"What did you get for dinner, then?" I asked Mr A&N when he returned from the food shopping.
"Salmon. Can you pop it in the fridge while I unload the car?"
The salmon didn't take much hunting around for, since it wasn't just salmon, but a credit-crunch-busting, half-price whole salmon, head et al. Popping it in the fridge wasn't possible since this beast was strapped to a heavy piece of cardboard and more than spanned the width of the fridge. Freezer bags and carving knife would have to come out before we could think of putting this salmon away, as did our Hugh Fernley-Whittingstall book on Fish to help us figure out the appropriate way to honor the beastie.
As Mr A&N did his best to carve away with a dull knife and pick bones out with my best tweezers (no wonder proper sushi chefs aren't allowed to touch a blade for their first 2 years of study), I flipped through and read out recipes. It might have been the Japanese frame of mind we were in, but we settled on the slow-cooked Japanese style salmon, which (Hugh assured us) could be prepared with whole mackerel, trout, sea bass, or scad as well.

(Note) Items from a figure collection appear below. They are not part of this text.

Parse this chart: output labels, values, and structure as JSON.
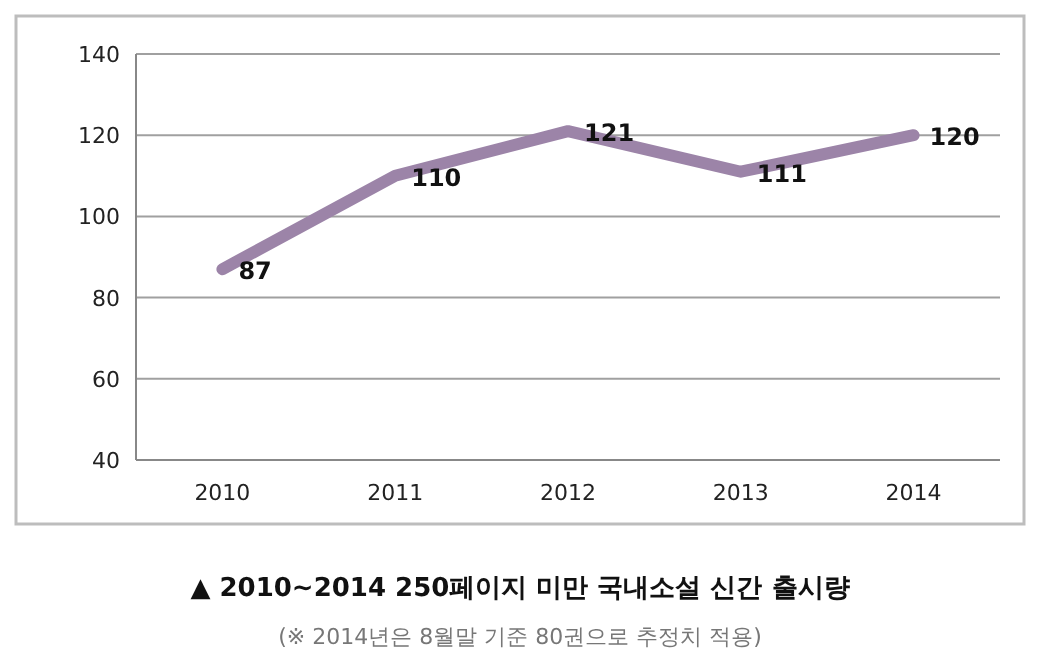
{
  "chart_data": {
    "type": "line",
    "title": "▲ 2010~2014 250페이지 미만 국내소설 신간 출시량",
    "annotations": [
      "(※ 2014년은 8월말 기준 80권으로 추정치 적용)"
    ],
    "categories": [
      "2010",
      "2011",
      "2012",
      "2013",
      "2014"
    ],
    "series": [
      {
        "color": "#9c84a8",
        "values": [
          87,
          110,
          121,
          111,
          120
        ]
      }
    ],
    "ylim": [
      40,
      140
    ],
    "yticks": [
      40,
      60,
      80,
      100,
      120,
      140
    ],
    "grid": "y",
    "data_labels": true,
    "marker": "none",
    "line_style": "solid"
  }
}
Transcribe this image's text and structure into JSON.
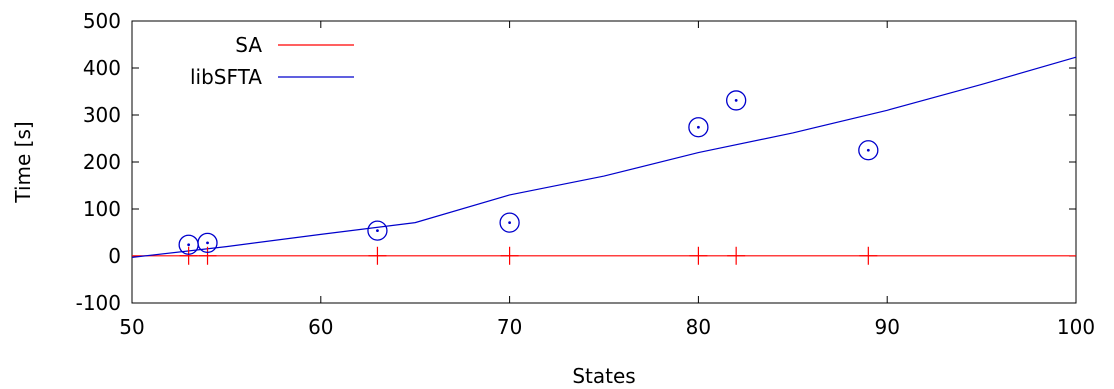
{
  "chart_data": {
    "type": "scatter",
    "xlabel": "States",
    "ylabel": "Time [s]",
    "xlim": [
      50,
      100
    ],
    "ylim": [
      -100,
      500
    ],
    "x_ticks": [
      50,
      60,
      70,
      80,
      90,
      100
    ],
    "x_tick_labels": [
      "50",
      "60",
      "70",
      "80",
      "90",
      "100"
    ],
    "y_ticks": [
      -100,
      0,
      100,
      200,
      300,
      400,
      500
    ],
    "y_tick_labels": [
      "-100",
      "0",
      "100",
      "200",
      "300",
      "400",
      "500"
    ],
    "grid": false,
    "legend_position": "top-left",
    "series": [
      {
        "name": "SA",
        "color": "#ff0000",
        "marker": "plus",
        "points": [
          {
            "x": 53,
            "y": 0.5
          },
          {
            "x": 54,
            "y": 0.5
          },
          {
            "x": 63,
            "y": 0.5
          },
          {
            "x": 70,
            "y": 0.5
          },
          {
            "x": 80,
            "y": 0.5
          },
          {
            "x": 82,
            "y": 0.5
          },
          {
            "x": 89,
            "y": 0.5
          }
        ],
        "fit": {
          "x": [
            50,
            100
          ],
          "y": [
            0.5,
            0.5
          ]
        }
      },
      {
        "name": "libSFTA",
        "color": "#0000cc",
        "marker": "circle-dot",
        "points": [
          {
            "x": 53,
            "y": 24
          },
          {
            "x": 54,
            "y": 28
          },
          {
            "x": 63,
            "y": 54
          },
          {
            "x": 70,
            "y": 71
          },
          {
            "x": 80,
            "y": 274
          },
          {
            "x": 82,
            "y": 331
          },
          {
            "x": 89,
            "y": 225
          }
        ],
        "fit": {
          "x": [
            50,
            55,
            60,
            65,
            70,
            75,
            80,
            85,
            90,
            95,
            100
          ],
          "y": [
            -3,
            20,
            46,
            71,
            130,
            170,
            220,
            262,
            310,
            365,
            423
          ]
        }
      }
    ]
  }
}
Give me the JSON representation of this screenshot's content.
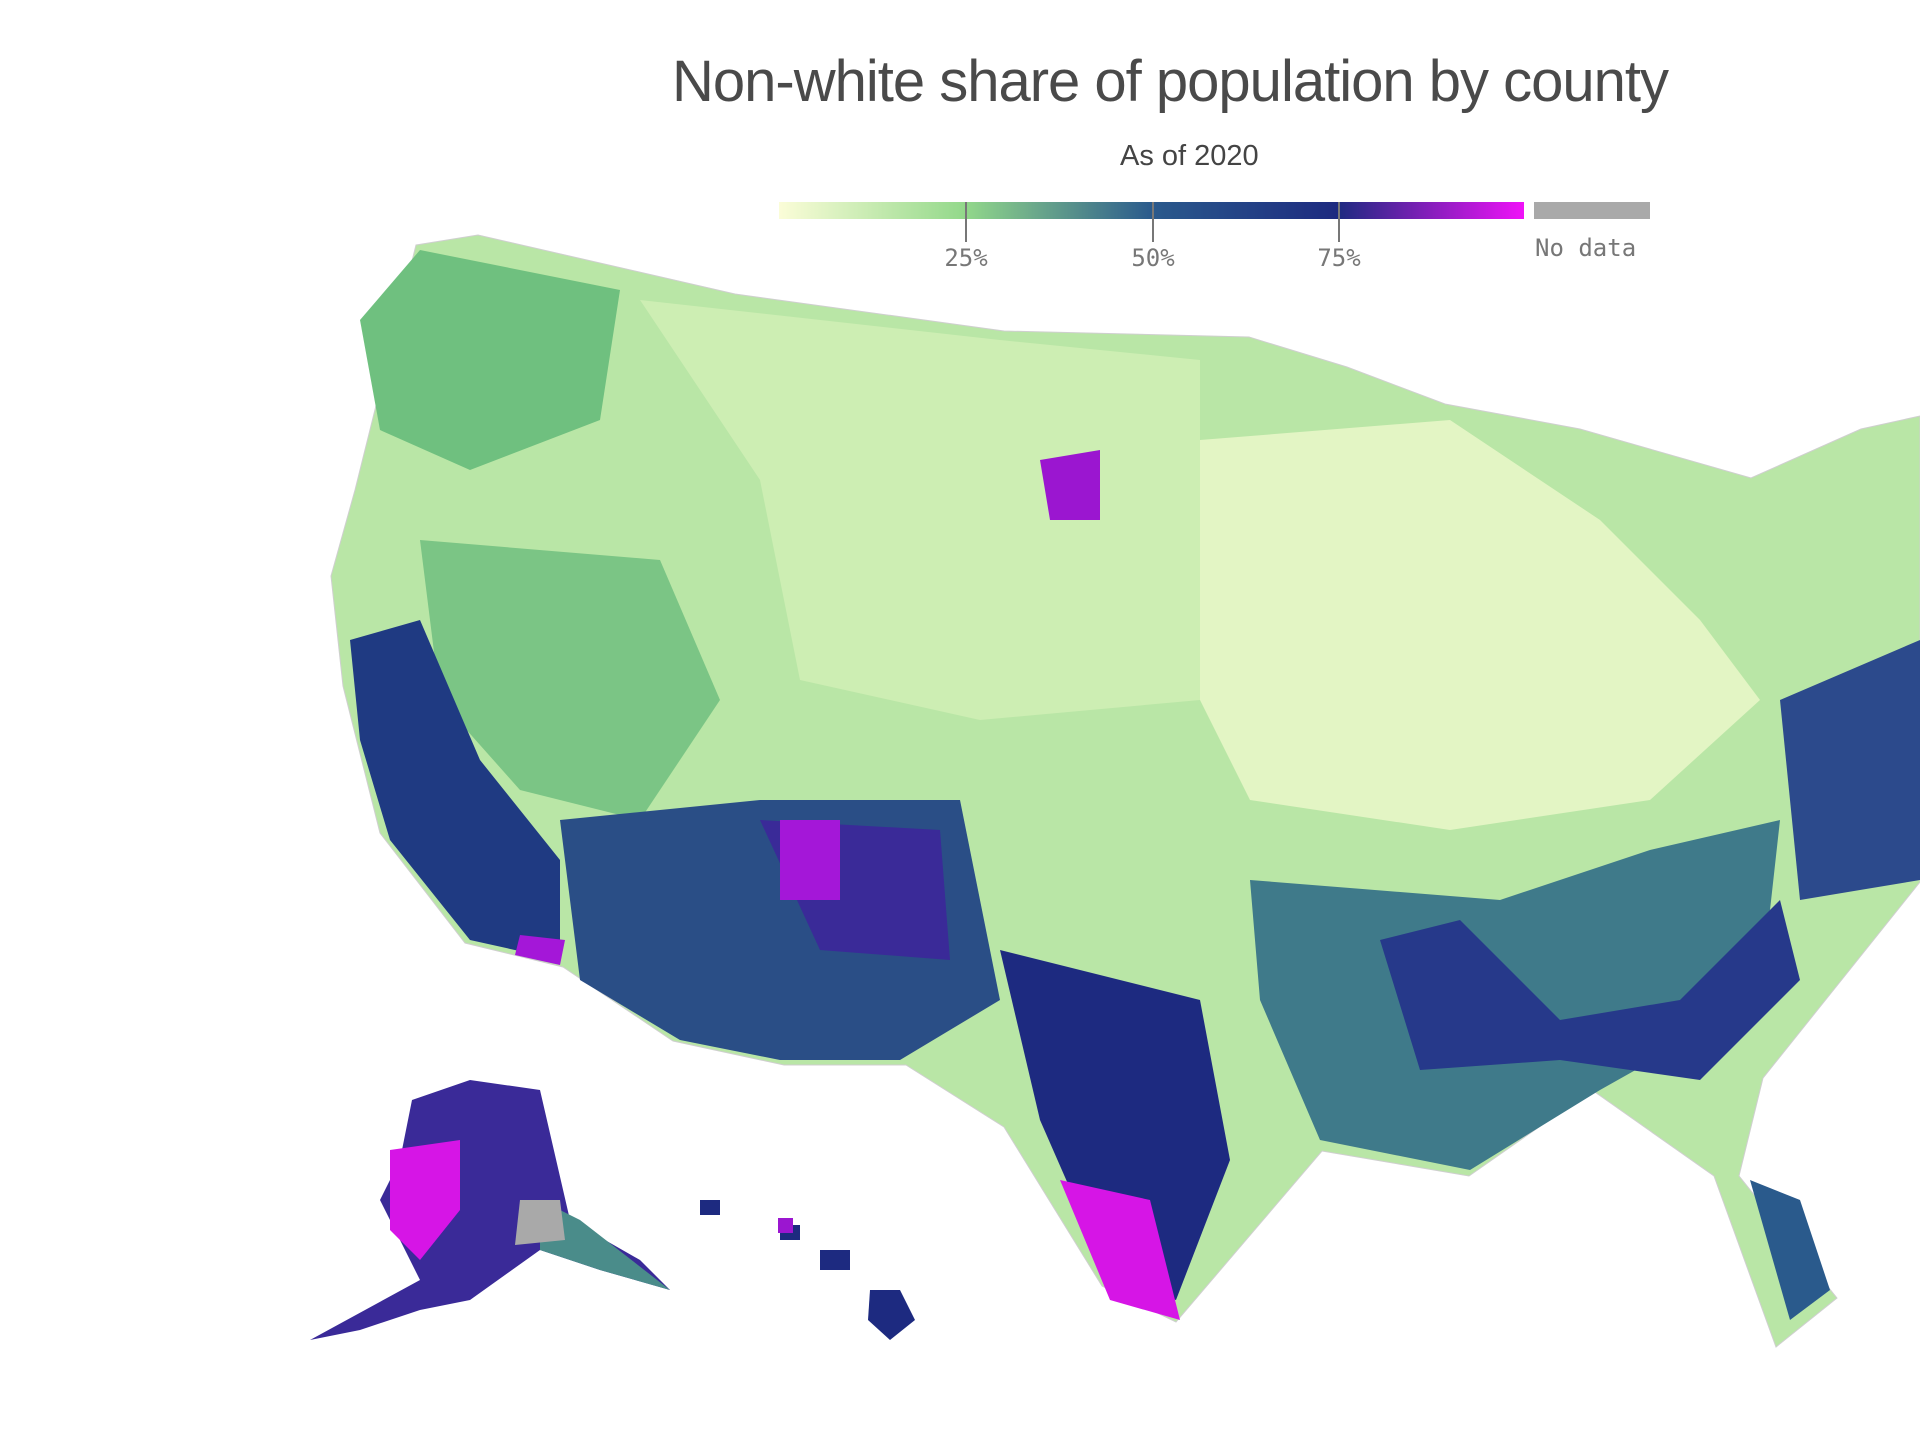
{
  "chart_data": {
    "type": "heatmap",
    "subtype": "choropleth-map",
    "title": "Non-white share of population by county",
    "subtitle": "As of 2020",
    "legend": {
      "scale": "continuous",
      "range": [
        0,
        100
      ],
      "unit": "%",
      "ticks": [
        {
          "value": 25,
          "label": "25%"
        },
        {
          "value": 50,
          "label": "50%"
        },
        {
          "value": 75,
          "label": "75%"
        }
      ],
      "stops": [
        {
          "value": 0,
          "color": "#fbfdd8"
        },
        {
          "value": 25,
          "color": "#92d88a"
        },
        {
          "value": 50,
          "color": "#2a5a8c"
        },
        {
          "value": 75,
          "color": "#1d2a80"
        },
        {
          "value": 100,
          "color": "#f012f8"
        }
      ],
      "no_data": {
        "label": "No data",
        "color": "#a9a9a9"
      }
    },
    "regions_shown": [
      "Contiguous United States",
      "Alaska",
      "Hawaii"
    ]
  }
}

The fish is slowly cooked in a sweet-and-sour sauce, which then has the flexibility of being adjusted for taste at the end, so that you can get the right combination of sweet and sour to set your taste buds pinging in the right direction.
Although the clue was in the name (SLOW-cooked fish), I didn't let the cooking time sink into me until it was 7pm and I just started the fish on its 3 hour journey. Hugh told me 'not to be tempted to move the fish until the 3 hours are up' but hunger got the better of us at 8.30 and he wasn't there to slap our wrists for our disobedience. Even with the shortened cooking time, the flavors had worked their way into the fish and making it tender (though not so much so that it fell apart, as Mr A&N feared) and authentically Japanese in flavor. We tried to balance the sweet with sour for the sauce so that none of the individual flavors stood out, and once reduced it made the perfect topping for the rice and veg we served the fish with.
A surprisingly professional taste for relatively little effort and (if such things matter to you) a very healthy meal. I can only imagine what heights the meal would have been taken to if we had listened to Hugh and left it cooking for the full 3 hours.
Japanese slow-cooked fish, from The River Cottage Fish Book
poaching liquid can cover 6-8 mackerel, or equivalent amount of other fish. I recommend making the whole amount and using any left over sauce for pouring over other items in the same or a later meal.
- 2 large, hot, dried whole red chillies
- 1/2 fist-sized piece of fresh ginger, cut into very thin slices
- 3-4 large garlic cloves, thinly sliced
- 75ml soy sauce
- 40ml / 2 1/2 Tbs apple cider vinegar
- 20g / 1 1/4 Tbs soft brown sugar
- about 400ml apple juice
- 3-4 salmon fillets or 6-8 whole mackerel, or equivalent
- Combine the chilli, ginger, garlic, soy sauce, apple cider vinegar, brown sugar, and half the apple juice in a small pot. Simmer gently until the sugar is dissolved, stirring occasionally.
- Pack the fish into a heavy-bottomed sauce pan so there's not much room left in the pot, and pour the sauce mixture over the fish. The fish should be fully covered (though only just) so if it's not the case, add more apple juice and stir.
- Bring to a very gentle simmer, then turn the heat down so it's only just bubbling but not boiling.
- Cover and cook for 3 hours, adding more apple juice at times if the level gets low. Hugh says: "Don't let it boil and don't be tempted to move the fish until the 3 hours are up". It's his recipe so it's probably best to listen to him.
- Remove the fish and keep warm, and reduce the sauce by 1/3 to 1/2. Taste and adjust the seasoning - it should be nicely spicy with a balance of sweet and sour flavors. So add a touch more apple juice if too salty, a touch more vinegar if too sweet, etc.